Few of Aethelbert's deeds are recorded, but we know his reign was plagued by raiding Vikings. Forces under the influence of Ragnar Lodbrok and his son Ivar 'The Boneless' Ragnarsson were particularly troublesome to the southern kingdoms. In 864, Ragnar Lodbrok's forces settled themselves on the Isle of Thanet and wintered there, with the reluctant acceptance of the Wessex authorities.
In 865 Ivar invaded, reaching Winchester and burning the city. Aethelberht rallied his forces and drove the Vikings back. Curiously, despite all these troubles with the Vikings, the Anglo-Saxon Chronicle describes Aethelberht's reign as a time of peace and harmony.

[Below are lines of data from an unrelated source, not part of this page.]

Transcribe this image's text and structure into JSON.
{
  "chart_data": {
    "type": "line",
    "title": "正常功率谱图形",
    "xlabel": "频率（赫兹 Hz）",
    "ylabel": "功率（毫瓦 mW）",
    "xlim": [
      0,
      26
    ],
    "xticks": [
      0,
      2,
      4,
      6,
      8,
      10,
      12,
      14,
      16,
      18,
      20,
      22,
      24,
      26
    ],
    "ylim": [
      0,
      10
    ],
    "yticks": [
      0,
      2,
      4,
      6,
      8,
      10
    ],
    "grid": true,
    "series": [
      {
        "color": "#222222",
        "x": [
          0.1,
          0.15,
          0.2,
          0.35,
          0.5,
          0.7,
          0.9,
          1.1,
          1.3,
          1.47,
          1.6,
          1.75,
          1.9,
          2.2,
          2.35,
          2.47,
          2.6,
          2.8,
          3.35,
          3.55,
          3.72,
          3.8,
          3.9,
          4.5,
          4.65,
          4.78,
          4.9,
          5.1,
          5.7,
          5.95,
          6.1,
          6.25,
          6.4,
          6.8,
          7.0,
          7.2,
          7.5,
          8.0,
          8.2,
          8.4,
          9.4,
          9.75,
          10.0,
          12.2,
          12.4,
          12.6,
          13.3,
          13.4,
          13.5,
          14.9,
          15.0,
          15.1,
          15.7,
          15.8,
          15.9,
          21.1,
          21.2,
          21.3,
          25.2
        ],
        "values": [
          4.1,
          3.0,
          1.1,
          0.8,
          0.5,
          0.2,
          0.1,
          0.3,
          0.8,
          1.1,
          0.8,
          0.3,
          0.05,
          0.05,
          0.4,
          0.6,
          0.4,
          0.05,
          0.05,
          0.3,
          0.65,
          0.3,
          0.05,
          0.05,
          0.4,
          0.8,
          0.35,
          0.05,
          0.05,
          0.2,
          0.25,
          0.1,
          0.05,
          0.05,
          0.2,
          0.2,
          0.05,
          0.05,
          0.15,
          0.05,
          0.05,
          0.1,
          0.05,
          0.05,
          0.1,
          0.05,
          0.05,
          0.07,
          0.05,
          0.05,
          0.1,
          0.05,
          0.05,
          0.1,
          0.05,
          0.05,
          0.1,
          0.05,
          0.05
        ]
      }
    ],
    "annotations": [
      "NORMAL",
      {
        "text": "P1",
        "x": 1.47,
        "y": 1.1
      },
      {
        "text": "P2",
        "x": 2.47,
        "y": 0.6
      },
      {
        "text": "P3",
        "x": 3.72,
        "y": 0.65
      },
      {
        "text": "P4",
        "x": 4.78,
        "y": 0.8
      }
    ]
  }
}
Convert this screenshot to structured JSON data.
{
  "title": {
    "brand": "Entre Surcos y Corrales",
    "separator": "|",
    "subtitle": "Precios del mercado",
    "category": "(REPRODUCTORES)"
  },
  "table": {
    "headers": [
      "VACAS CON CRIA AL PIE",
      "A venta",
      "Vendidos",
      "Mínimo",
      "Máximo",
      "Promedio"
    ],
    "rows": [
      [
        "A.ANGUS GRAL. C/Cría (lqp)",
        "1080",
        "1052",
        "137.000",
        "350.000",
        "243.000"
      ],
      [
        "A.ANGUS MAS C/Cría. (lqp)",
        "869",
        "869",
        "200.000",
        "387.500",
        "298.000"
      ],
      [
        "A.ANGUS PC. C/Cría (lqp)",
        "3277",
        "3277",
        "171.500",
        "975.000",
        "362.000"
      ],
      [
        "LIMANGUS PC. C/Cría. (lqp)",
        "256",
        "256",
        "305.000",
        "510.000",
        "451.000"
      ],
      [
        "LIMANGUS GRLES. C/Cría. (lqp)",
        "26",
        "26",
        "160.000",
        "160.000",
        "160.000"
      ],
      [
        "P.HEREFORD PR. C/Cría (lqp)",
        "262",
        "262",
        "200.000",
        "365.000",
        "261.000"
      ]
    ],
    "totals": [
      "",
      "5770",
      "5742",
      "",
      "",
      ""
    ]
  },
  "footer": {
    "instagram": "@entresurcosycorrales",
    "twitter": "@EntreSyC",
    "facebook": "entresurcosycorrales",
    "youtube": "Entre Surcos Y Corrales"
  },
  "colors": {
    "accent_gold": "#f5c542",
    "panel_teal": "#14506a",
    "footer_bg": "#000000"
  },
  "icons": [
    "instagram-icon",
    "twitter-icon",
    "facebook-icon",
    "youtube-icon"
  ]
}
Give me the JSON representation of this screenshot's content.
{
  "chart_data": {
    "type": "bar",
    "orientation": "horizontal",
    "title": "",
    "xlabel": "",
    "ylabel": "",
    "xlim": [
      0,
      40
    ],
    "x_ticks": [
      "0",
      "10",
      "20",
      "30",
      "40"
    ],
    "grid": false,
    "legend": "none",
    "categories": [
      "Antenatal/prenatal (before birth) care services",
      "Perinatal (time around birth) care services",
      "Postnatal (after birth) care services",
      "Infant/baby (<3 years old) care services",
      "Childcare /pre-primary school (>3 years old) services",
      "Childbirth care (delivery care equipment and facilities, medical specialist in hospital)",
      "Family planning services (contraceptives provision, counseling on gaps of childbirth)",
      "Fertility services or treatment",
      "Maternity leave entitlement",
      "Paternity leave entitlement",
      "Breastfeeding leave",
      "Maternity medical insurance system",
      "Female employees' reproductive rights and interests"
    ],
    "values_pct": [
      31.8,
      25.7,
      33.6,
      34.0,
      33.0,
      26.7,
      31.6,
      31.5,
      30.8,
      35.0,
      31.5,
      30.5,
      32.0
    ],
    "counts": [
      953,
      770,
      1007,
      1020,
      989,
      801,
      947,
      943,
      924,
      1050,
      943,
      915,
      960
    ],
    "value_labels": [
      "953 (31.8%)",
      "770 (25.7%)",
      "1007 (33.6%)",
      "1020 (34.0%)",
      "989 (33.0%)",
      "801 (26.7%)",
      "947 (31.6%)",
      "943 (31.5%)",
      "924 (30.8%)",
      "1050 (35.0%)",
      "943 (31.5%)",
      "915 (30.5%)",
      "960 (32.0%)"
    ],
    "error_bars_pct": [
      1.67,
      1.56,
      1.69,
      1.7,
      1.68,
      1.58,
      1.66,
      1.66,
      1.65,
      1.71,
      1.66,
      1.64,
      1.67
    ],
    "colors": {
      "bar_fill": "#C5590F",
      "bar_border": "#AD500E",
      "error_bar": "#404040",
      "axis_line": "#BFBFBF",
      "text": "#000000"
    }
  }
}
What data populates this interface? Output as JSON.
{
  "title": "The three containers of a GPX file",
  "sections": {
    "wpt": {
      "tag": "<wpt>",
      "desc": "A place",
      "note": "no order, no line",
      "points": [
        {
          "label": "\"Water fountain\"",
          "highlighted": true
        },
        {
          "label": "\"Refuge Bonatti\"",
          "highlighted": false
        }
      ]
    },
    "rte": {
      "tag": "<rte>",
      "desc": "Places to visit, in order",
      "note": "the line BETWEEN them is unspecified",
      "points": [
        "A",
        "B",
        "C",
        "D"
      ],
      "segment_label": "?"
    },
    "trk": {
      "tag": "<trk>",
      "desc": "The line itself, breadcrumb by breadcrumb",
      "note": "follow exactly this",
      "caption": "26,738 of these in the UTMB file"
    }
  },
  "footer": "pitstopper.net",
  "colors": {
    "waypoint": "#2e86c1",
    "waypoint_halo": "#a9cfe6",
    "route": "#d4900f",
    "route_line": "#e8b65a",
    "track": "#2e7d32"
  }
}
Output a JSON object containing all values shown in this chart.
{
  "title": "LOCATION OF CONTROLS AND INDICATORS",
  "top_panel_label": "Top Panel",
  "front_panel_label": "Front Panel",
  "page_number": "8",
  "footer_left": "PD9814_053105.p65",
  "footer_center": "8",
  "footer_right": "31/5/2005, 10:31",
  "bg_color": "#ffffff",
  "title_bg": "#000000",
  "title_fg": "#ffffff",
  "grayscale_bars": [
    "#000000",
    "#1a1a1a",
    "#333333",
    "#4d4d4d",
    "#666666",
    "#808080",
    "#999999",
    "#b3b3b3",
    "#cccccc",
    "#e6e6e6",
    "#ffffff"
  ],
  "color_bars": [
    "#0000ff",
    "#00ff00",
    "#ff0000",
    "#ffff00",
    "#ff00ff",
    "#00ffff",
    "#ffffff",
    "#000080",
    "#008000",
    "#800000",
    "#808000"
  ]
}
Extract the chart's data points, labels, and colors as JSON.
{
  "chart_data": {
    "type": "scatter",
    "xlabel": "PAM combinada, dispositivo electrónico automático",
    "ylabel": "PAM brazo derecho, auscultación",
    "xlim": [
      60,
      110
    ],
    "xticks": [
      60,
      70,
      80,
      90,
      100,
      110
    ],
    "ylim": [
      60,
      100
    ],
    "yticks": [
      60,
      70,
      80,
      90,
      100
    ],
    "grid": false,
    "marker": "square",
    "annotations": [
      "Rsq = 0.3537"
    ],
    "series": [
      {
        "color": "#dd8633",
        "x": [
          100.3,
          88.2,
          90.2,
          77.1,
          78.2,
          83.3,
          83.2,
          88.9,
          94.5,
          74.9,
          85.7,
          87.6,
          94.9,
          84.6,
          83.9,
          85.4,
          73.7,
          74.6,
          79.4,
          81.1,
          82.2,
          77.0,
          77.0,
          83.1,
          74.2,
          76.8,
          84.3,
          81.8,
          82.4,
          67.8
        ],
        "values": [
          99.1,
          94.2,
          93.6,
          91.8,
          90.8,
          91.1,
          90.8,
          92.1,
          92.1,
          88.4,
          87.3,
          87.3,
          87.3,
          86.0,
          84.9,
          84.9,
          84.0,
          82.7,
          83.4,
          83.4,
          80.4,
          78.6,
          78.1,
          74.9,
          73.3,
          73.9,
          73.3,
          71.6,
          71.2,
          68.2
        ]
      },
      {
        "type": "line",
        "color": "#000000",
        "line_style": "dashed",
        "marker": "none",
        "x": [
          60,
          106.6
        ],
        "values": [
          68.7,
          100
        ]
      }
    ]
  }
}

During Aethelberht's reign, all Saxon territory, including Sussex, Essex, and Kent, was merged into the kingdom of Wessex, placing the South under one rule. Unlike his predecessors, Aethelberht did not put a family member on the throne of Kent as a subking, but rather ruled the entire territory of Wessex himself.
This meant that virtually all of southern England was one unified kingdom. Aethelberht seems to have gathered together an assembly of both West Saxon and Kentish representatives to witness his charters, another sign of how he pulled together the disparate parts of southern England into one body.
Aethelbert died in 865 and was buried beside his brother Aethelbald at Sherborne Abbey in Dorset. The throne passed to his younger brother Aethelred, rather than to Aethelberht's children. It was in this year that York was conquered and settled by the Vikings, creating the germ of the Danelaw, the Danish sphere of influence which eventually covered most of modern England and rivalled Wessex.